Verkehrspolitische Fragen und ein „billiger Johannes“

05.04.2017 • 17:22 Uhr / 4 Minuten Lesezeit
Haben bei jüngster Sitzung das Thema für die Aktuelle Stunde im Landtag vorgegeben: die Freiheitlichen.
Haben bei jüngster Sitzung das Thema für die Aktuelle Stunde im Landtag vorgegeben: die Freiheitlichen.

Themen Verkehr und Straßenbau entfachten unter Abgeordneten eine heftige Diskussion.

Bregenz. „Verkehrspolitik und Straßenbau – steuert das Land in die grüne Sackgasse?“, So lautete das Thema in der Aktuellen Stunde, die naturgemäß den Sitzungsauftakt im Landtag bildet. Vorgegeben hatten das Ganze die Freiheitlichen. LT-Vizepräsident Ernst Hagen (64, FP) ging denn auch gleich als erster Redner zur Sache. Für ihn sind im zunehmenden Wettbewerb der Regionen „leistungsfähige Verkehrswege Lebensadern der heimischen Wirtschaft“. Vor diesem Hintergrund ging Hagen mit den Grünen und deren Parteichef Johannes Rauch (57) ungewohnt hart ins Gericht.

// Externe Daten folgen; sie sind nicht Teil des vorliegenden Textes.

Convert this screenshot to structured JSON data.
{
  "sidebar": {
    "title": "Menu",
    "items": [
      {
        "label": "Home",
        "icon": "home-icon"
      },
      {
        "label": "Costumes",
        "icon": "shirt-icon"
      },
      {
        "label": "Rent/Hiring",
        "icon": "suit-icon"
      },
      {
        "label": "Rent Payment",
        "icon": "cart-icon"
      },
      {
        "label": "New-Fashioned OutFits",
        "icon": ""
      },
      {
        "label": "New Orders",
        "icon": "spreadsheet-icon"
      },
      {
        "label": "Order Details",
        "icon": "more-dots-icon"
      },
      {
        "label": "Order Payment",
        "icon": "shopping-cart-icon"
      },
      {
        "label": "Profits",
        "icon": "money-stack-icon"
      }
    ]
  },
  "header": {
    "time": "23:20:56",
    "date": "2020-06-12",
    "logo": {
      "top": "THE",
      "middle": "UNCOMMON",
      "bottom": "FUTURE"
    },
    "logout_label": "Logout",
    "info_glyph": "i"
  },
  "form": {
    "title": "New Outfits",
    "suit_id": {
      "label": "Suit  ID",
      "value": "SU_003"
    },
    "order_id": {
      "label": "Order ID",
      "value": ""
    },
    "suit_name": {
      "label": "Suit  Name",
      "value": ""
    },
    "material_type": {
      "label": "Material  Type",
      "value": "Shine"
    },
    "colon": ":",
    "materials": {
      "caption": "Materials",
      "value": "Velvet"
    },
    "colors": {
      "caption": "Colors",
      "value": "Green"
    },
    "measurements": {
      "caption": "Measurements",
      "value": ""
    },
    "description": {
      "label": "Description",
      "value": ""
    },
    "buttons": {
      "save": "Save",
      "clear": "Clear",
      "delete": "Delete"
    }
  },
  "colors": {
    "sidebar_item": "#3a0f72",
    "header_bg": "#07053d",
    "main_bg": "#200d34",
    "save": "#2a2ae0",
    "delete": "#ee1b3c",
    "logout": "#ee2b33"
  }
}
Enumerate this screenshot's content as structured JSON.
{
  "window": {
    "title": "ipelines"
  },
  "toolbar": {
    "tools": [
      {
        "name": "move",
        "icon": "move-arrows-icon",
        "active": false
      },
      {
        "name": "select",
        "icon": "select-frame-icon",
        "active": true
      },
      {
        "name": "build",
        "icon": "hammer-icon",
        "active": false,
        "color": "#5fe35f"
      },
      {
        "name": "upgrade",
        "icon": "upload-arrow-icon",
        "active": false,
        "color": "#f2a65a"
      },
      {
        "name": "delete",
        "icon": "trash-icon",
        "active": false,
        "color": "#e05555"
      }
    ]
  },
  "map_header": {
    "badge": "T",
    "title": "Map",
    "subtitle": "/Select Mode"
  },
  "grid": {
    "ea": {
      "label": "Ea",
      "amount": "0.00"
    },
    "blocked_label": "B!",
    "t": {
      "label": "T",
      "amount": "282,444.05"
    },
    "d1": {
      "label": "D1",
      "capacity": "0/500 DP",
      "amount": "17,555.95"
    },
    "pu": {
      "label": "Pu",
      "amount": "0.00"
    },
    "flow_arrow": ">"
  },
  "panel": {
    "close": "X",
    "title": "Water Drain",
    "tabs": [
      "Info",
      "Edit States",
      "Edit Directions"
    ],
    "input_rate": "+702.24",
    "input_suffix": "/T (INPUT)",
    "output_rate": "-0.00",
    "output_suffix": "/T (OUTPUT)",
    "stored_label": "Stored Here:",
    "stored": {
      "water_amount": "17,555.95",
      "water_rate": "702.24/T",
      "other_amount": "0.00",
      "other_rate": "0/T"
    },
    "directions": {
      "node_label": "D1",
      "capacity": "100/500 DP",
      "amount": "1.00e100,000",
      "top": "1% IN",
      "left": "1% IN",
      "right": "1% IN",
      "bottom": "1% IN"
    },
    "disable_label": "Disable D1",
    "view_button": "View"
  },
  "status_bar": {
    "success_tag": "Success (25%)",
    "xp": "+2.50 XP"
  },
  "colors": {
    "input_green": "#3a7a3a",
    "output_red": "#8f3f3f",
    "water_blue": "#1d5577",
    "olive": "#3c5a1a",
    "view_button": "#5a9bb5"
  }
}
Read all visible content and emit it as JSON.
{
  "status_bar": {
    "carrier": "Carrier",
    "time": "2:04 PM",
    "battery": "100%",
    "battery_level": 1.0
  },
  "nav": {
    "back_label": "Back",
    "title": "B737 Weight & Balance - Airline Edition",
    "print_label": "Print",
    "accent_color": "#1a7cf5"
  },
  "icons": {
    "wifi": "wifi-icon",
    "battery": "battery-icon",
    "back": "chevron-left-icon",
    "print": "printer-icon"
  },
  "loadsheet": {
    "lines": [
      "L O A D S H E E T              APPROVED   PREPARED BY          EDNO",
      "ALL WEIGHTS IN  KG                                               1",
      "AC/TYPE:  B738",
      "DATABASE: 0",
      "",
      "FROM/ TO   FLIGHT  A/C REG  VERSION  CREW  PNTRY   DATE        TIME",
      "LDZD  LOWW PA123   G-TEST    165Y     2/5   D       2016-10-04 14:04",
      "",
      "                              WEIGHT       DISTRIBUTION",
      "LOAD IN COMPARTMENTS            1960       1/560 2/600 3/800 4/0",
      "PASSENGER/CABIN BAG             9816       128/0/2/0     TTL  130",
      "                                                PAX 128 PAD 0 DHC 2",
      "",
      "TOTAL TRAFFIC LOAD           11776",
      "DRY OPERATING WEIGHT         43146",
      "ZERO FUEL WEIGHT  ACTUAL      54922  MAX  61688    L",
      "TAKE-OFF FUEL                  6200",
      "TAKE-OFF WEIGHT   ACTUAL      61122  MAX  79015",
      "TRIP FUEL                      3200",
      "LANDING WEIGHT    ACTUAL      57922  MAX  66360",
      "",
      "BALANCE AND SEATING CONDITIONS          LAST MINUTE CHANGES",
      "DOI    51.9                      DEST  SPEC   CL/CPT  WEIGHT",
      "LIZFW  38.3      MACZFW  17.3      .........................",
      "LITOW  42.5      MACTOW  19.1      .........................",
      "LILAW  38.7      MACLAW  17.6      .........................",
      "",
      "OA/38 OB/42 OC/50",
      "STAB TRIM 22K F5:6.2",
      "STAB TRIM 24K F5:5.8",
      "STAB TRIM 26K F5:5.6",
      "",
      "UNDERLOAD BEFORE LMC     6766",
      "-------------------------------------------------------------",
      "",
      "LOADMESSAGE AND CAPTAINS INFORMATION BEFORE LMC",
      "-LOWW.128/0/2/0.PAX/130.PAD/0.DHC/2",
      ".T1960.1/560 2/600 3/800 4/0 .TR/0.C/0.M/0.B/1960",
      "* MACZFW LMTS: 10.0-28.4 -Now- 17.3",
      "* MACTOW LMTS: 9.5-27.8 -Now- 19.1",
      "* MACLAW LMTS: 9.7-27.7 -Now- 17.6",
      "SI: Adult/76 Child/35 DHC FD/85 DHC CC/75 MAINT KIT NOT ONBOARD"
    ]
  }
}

Breitseite gegen die Grünen

„Während sich die Grünen nach der letzten Landtagswahl in den Regierungsverhandlungen mit der Volkspartei gerade in den Bereichen Straßenbau und Verkehr verbogen haben wie ein Gartenschlauch und den billigen Johannes gemacht haben, um sich den Platz in der Regierung zu sichern, lassen sie jetzt immer öfter und ungenierter ihre freundliche Maske fallen und zeigen ihr wahres wirtschaftsfeindliches Gesicht.“ Diese Entwicklung habe LH Markus Wallner (49, VP) zu verantworten: „Grüne Verbots- und Belastungspolitik wird dadurch Stück für Stück salonfähiger. Herr Landeshauptmann, ich unterstelle Ihnen nicht, dass Sie diesen für Vorarlberg schädlichen Weg gutheißen.“ Auch Sozialdemokraten, Neos und Vertreter der Volkspartei übten Kritik an den Grünen und deren Haltung in Fragen wie Landesgrünzone und Großprojekten wie dem Stadttunnel Feldkirch und der Riedstraße in Lustenau.

„Vermeiden und verlagern“

„Wir haben kein Verständnis dafür, dass alle Verkehrsstudien, bei denen nicht das von den Grünen favorisierte Ergebnis herauskommt, torpediert werden“, sagte Daniel Steinhofer (38, VP). Rauch und Klubchef Adi Gross (55, Grüne) wiesen die Kritik freilich zurück. Rauch verwies wie Statthalter Karlheinz Rüdisser (62, VP) auf den erfolgreichen Ausbau des öffentlichen Verkehrs. Für Gross blicken die Freiheitlichen beim Verkehrsthema zu wenig weit nach vorn. „Vermeiden und verlagern“ laute das Motto der Grünen.

Landtagssplitter

Um die Geschwindigkeit bei manchen Projekten des Landes zu messen, braucht man keinen Schrittzähler, es reicht ein Bewegungsmelder.

Sabine Scheffknecht, Neos

 

Verantwortungsvolles Agieren und Regieren schaut aus meiner Sicht anders aus: Also könnte man der Volkspartei nur einen Tipp mit auf den Weg geben: Ohne Rauch geht’s auch.

Reinhold Einwallner, SP

 

Ich hätte mir vor ein paar Monaten nicht gedacht, dass ich als Landesrätin in diesem Bereich Einschnitte mache.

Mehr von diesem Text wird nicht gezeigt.